The Mayor of Barcelona, Ada Colau, called for co-responsibility between administrations to prevent evictions being repeated, either in Barcelona or anywhere else, such as the one on Tuesday morning in the Sants-Montjuïc district.
A mother and three young children were evicted from their flat after being unable to keep up their rent payments. Barcelona City Council, who were aware of the case, had tried to mediate with the property owner and had even offered to pay the rent to prevent an eviction order from being carried out. The property owner, according to the municipal government, owns a large pool of flats and “refused to negotiate, prioritising speculative interests above the right to housing of a mother with young children”, explained the Mayor.

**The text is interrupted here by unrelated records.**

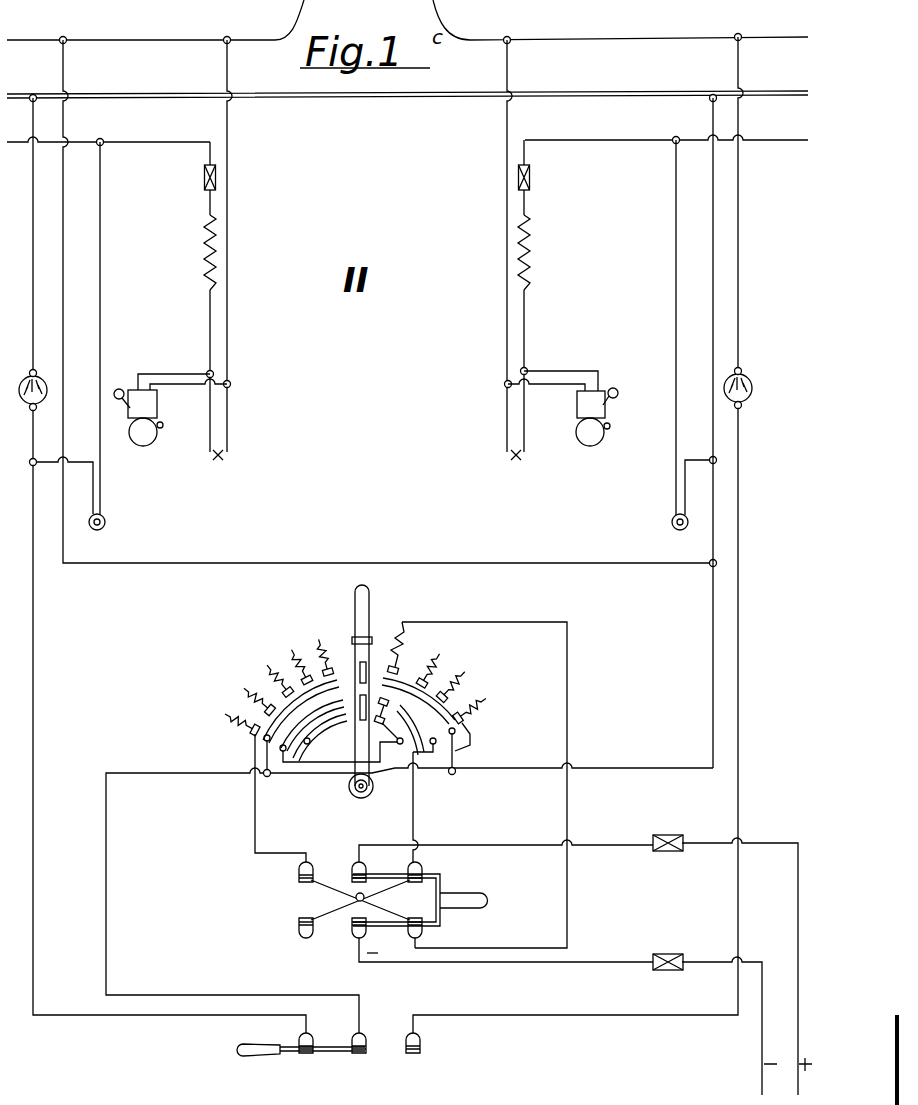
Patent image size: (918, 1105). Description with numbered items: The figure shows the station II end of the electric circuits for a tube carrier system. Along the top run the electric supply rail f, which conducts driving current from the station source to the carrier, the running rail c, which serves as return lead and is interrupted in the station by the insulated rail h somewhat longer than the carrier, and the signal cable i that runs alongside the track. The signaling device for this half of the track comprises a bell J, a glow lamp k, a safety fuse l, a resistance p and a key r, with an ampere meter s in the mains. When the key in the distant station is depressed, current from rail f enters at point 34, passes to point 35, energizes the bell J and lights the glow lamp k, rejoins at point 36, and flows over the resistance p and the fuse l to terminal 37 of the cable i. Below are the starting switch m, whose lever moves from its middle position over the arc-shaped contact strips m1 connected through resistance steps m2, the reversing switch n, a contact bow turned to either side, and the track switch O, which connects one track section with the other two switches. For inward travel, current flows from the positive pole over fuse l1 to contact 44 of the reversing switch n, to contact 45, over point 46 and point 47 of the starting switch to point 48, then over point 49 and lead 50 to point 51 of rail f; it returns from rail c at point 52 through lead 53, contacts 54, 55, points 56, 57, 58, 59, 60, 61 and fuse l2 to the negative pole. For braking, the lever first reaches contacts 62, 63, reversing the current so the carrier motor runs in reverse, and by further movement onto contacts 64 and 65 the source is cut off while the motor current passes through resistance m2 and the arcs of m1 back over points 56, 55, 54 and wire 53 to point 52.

The point of rail f 51 is at (62, 37).
The point 34 is at (229, 37).
The point on rail c 52 is at (41, 86).
The terminal of cable i 37 is at (110, 135).
The lead 50 is at (64, 280).
The lead 53 is at (35, 638).
The point 36 is at (208, 371).
The point 35 is at (232, 384).
The contact 63 is at (382, 698).
The contact 62 is at (396, 667).
The contact 64 is at (425, 679).
The contact 65 is at (466, 727).
The point 58 is at (252, 727).
The point 57 is at (264, 740).
The point 56 is at (264, 777).
The point 48 is at (283, 752).
The point of the starting switch 47 is at (309, 745).
The point 46 is at (403, 745).
The point 49 is at (456, 774).
The point 59 is at (300, 866).
The contact of the reversing switch 44 is at (356, 868).
The contact 45 is at (425, 869).
The point 61 is at (356, 936).
The contact 60 is at (426, 933).
The contact 54 is at (310, 1056).
The contact 55 is at (366, 1056).
The electric supply rail f is at (112, 43).
The running rail c is at (191, 95).
The insulated rail h is at (352, 98).
The cable i is at (86, 144).
The safety fuse l is at (204, 180).
The resistance p is at (204, 250).
The bell J is at (128, 408).
The ampere meter s is at (25, 398).
The glow lamp k is at (225, 458).
The key r is at (106, 522).
The starting switch m is at (356, 604).
The arc-shaped contact strips m1 is at (488, 709).
The resistance steps m2 is at (480, 672).
The reversing switch n is at (487, 906).
The track switch O is at (248, 1052).
The safety fuse l1 is at (653, 835).
The safety fuse l2 is at (666, 953).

Law 24/2015 on the housing emergency and energy poverty, partially suspended by the Spanish Constitutional Court (TC), would have obliged the owner to offer the family an alternative home as a condition for being able to request the eviction. Ada Colau accused the TC and Mariano Rajoy’s government, which challenged the law, of being responsible for the eviction on Tuesday, which she also described as paradigmatic.
“We need this law to defend people’s life and the lives which are most vulnerable”, noted the Mayor, also calling on the Generalitat and the Catalan Parliament to speed up procedures to approve the new law substituting the suspended articles from Law 24/2015. Work on the alternative law has been under way since the decision came from the Constitutional Court.

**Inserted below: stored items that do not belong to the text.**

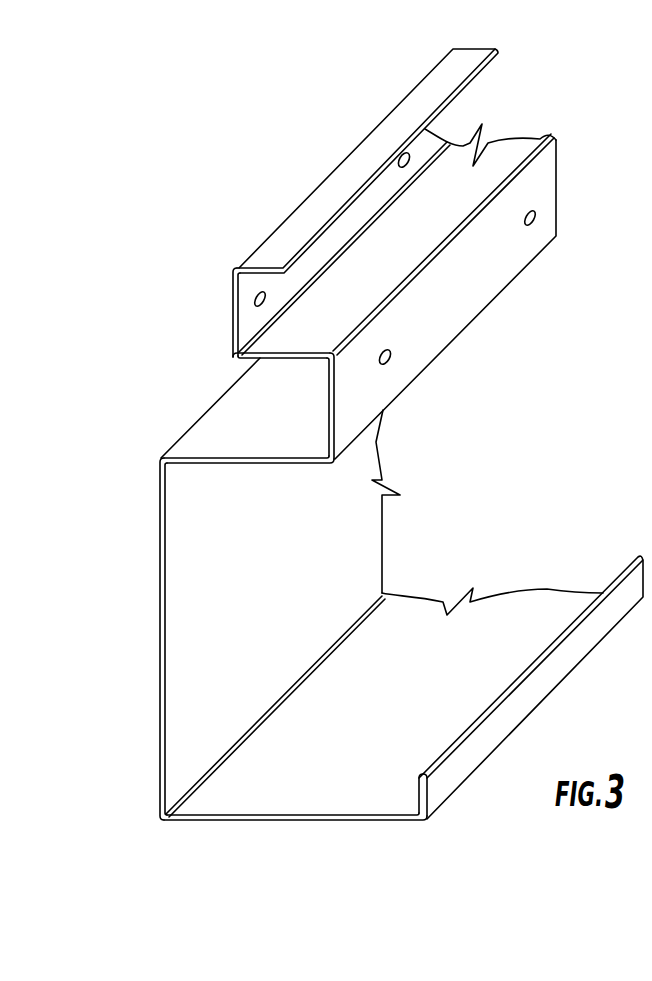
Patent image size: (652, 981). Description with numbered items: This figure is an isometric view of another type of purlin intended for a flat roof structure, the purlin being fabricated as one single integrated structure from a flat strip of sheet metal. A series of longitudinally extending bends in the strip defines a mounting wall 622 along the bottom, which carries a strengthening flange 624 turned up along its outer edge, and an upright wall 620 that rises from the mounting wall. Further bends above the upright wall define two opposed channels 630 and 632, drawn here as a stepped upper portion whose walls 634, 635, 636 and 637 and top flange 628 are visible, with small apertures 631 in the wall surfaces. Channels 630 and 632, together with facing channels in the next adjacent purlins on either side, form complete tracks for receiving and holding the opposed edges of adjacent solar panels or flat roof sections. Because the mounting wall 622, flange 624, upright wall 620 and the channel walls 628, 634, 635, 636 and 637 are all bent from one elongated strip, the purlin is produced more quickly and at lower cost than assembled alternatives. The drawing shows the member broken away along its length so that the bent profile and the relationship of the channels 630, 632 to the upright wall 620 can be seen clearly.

The upright wall 620 is at (158, 665).
The mounting wall 622 is at (313, 822).
The strengthening flange 624 is at (419, 799).
The top flange 628 is at (320, 194).
The channel 630 is at (266, 294).
The aperture 631 is at (537, 218).
The channel 632 is at (560, 98).
The intermediate flange 634 is at (273, 463).
The horizontal web 635 is at (420, 371).
The lower upright wall 636 is at (295, 352).
The upper upright wall 637 is at (232, 311).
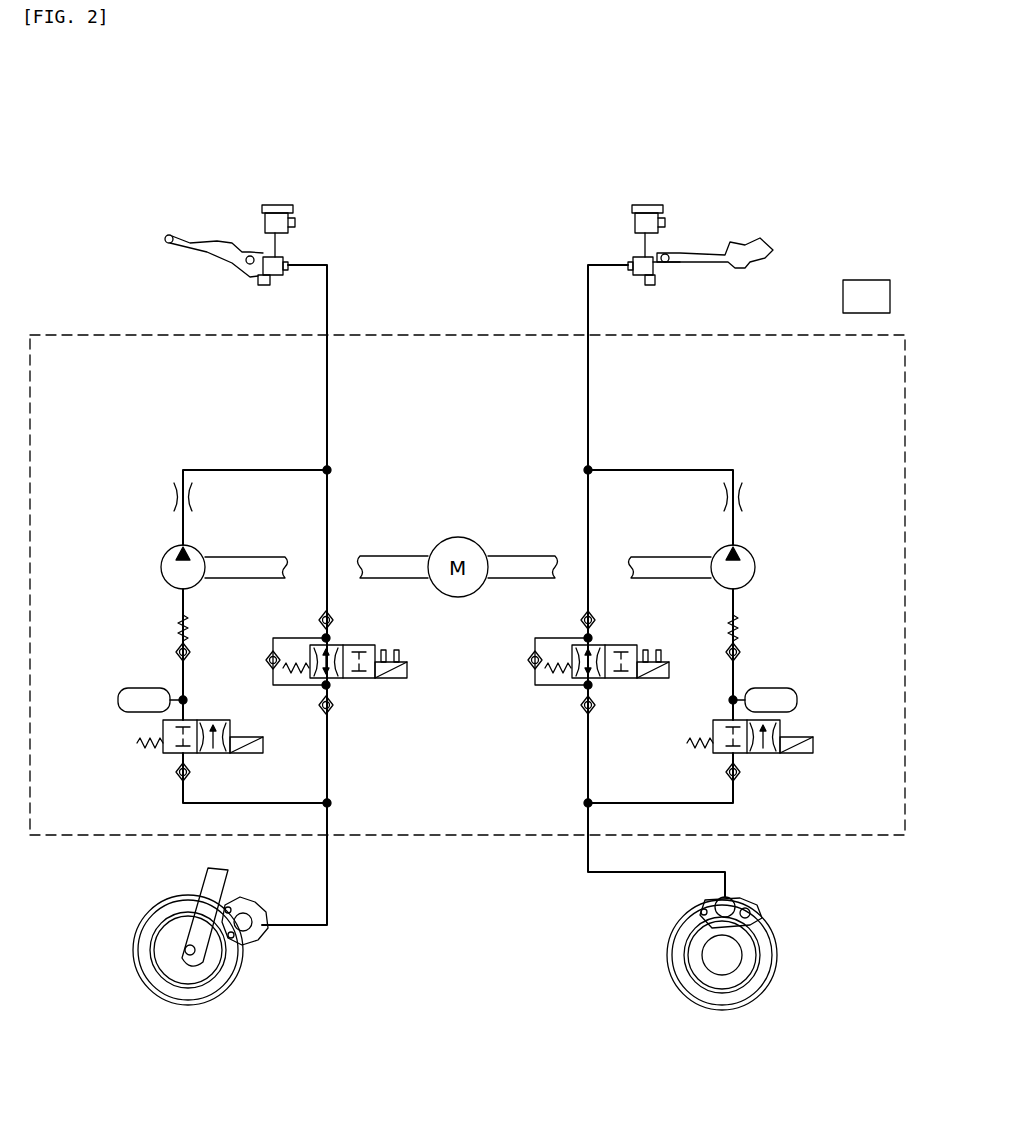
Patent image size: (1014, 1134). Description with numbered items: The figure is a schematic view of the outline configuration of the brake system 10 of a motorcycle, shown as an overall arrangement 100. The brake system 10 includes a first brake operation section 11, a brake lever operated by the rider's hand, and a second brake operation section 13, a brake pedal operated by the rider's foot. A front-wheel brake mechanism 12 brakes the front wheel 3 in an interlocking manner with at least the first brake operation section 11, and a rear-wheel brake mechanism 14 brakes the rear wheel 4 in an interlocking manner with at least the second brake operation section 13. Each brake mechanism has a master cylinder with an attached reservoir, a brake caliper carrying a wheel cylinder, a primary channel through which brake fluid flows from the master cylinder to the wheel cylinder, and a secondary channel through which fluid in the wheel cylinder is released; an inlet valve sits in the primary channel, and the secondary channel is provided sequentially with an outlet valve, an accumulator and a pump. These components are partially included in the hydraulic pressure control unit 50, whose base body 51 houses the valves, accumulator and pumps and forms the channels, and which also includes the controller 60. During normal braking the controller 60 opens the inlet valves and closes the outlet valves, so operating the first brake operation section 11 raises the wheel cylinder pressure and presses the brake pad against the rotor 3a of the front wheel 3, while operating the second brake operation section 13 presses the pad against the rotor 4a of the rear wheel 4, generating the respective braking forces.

The brake system 100 is at (894, 92).
The front-wheel brake mechanism 12 is at (365, 148).
The rear-wheel brake mechanism 14 is at (555, 148).
The brake system 10 is at (126, 228).
The first brake operation section 11 is at (198, 240).
The second brake operation section 13 is at (750, 244).
The hydraulic pressure control unit 50 is at (799, 250).
The base body 51 is at (60, 334).
The controller 60 is at (860, 279).
The front wheel 3 is at (215, 980).
The rotor 3a is at (232, 978).
The rear wheel 4 is at (697, 996).
The rotor 4a is at (680, 980).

Colau offered Barcelona City Council’s full support to work with the Generalitat to avoid reaching the extreme where evictions are carried out. The call to join forces includes negotiating with owners, as well as offering alternative homes to families obliged to leave their own, a task which currently corresponds to the local administration. The Mayor described it as an “attack on common sense” to send four police anti-riot units to evict a mother and three children, remarking that efforts should be made “not to carry out the judicial order, but rather to avoid an eviction which represents a serious breach of human rights”.